What about the next wave of technology success stories? Where is the next Intel, Microsoft or Google? There are many up-and-coming stories of innovation and market success. Some are publicly traded already, such as Sierra Wireless Inc., Absolute Software Corp. and Day4 Energy Inc., but many are private. In the red-hot clean technology sector, we have the rapidly growing Delta-Q Technologies Corp., Azure Dynamics Inc. and Tantalus Systems Corp. Others have enormous promise, such as ­Lignol Energy Corp., NxtGen Emission Controls Inc. and Angstrom Power Inc. Local information technology companies winning global market share in their sectors include Bycast Inc., Zeugma Systems Inc., Strangeloop Networks Inc., Layer 7 Technologies Inc. and ACL Services Ltd. I could go on and on: biotechnology, wireless technology, digital entertainment, Internet content and services and so on. There is a very diverse and exciting industry bubbling away right under our noses.
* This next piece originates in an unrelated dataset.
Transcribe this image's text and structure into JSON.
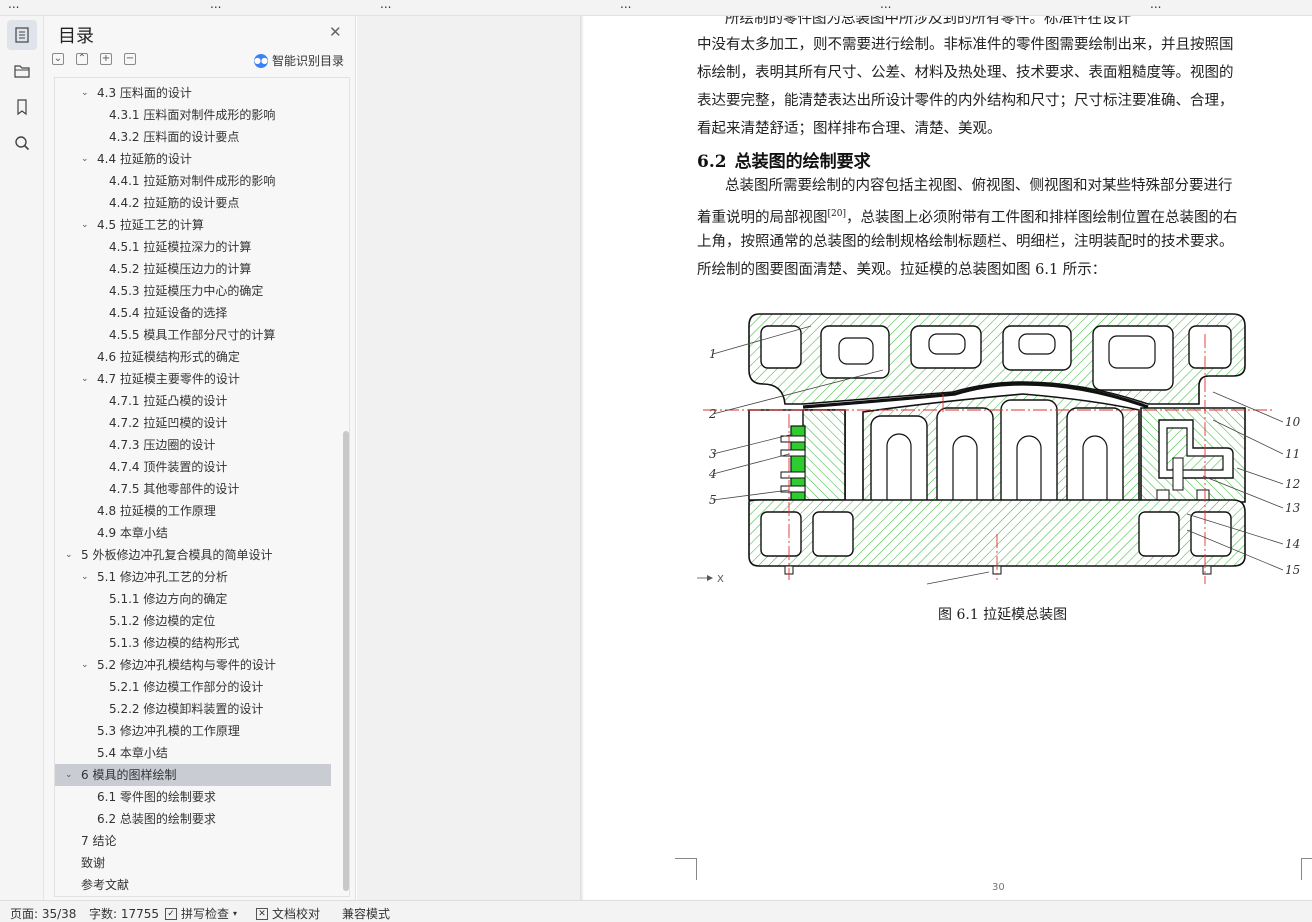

Any of these might become a significant global technology company. If you are shaking your head, thinking that big technology companies only grow in Silicon Valley, take a gander at Waterloo, Ontario, population 175,000. Home of Research In Motion Ltd. (RIM), which until its recent slide in share price was Canada’s largest company by value. Prior to RIM, Waterloo’s biggest technology success was Com Dev International Ltd. Who? Exactly. With apologies to Frank Sinatra, if you can make it there, you can make it anywhere. It’s up to you.

I think the technology scene here in B.C. is worth a little more attention, don’t you?